I refer to paragraphs :
4.2.3 Units held in a recognised clearing system (such as Exchange Traded Funds) Paragraph (III) of the definition of chargeable event in section 739B(1) provides that any transaction in relation to, or in respect of, units which are held in a recognised clearing system4 does not require the deduction of exit tax. This would be the case for an ETF where the units/shares in the underlying fund are bought and sold between investors on the stock market and are cleared through a recognised clearing system. While the fund does not have to deduct exit tax, an Irish resident unit holder will be subject to tax on income and gains arising and must self-assess and include details of income and gains in a timely filing on their income tax return to Revenue. The unit holder will be subject to tax as set out in subparagraph 4.3.3. Where the investor is subject to tax, they must account for the tax directly to Revenue as follows: Section 739G(2)(b) provides that where exit tax is not applied and the unit holder is an individual, the payment is treated as if it is a payment from an offshore fund (refer to TDM Part 27-04-01 for details regarding how to include such payments in a tax return). Section 739G(2)(f) provides that where exit tax is not applied and the unit holder is a company, the payment is treated as income taxable under Case IV, Schedule D.

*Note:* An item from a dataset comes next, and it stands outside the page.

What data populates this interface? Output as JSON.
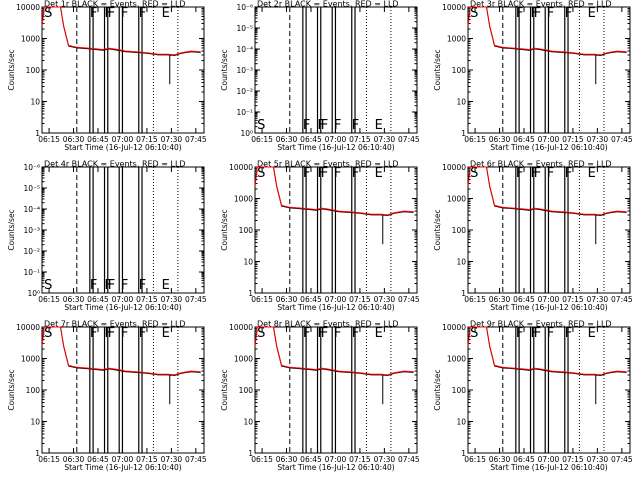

4.2.4 The transfer of units between spouses or civil partners Paragraph (IV) of the definition of chargeable event in section 739B(1) provides that the transfer by a unit holder of his/her entitlement to units in a fund will not give rise to a chargeable event where the transfer is between spouses or between civil partners. Neither will a transfer between spouses or former spouses or civil partners or former civil partners, where the transfer is by virtue of an order made following the granting of a divorce, dissolution or a judicial separation in the State or recognised as valid in the State. However, on a subsequent chargeable event, the then unit holder will be regarded as having acquired the units at the same cost as the original unit holder.
Thoughts:
So paragraph 4.2.3 talks about ETF's and who is responsible for reporting and paying tax.
Paragraph 4.2.4 then says that transfers of units between spouses, "will not give rise to a chargeable event....". So, to me then, it would make sense that if a couple jointly owned a trading account and one was to die, that this death, would not trigger a "chargeable event". Why would the death cause a "chargeable event", when, when both spouses are alive they can transfer units between each other and it does not give rise to "chargeable event". It just doesn't make sense that because one of them has now died that this would be any different.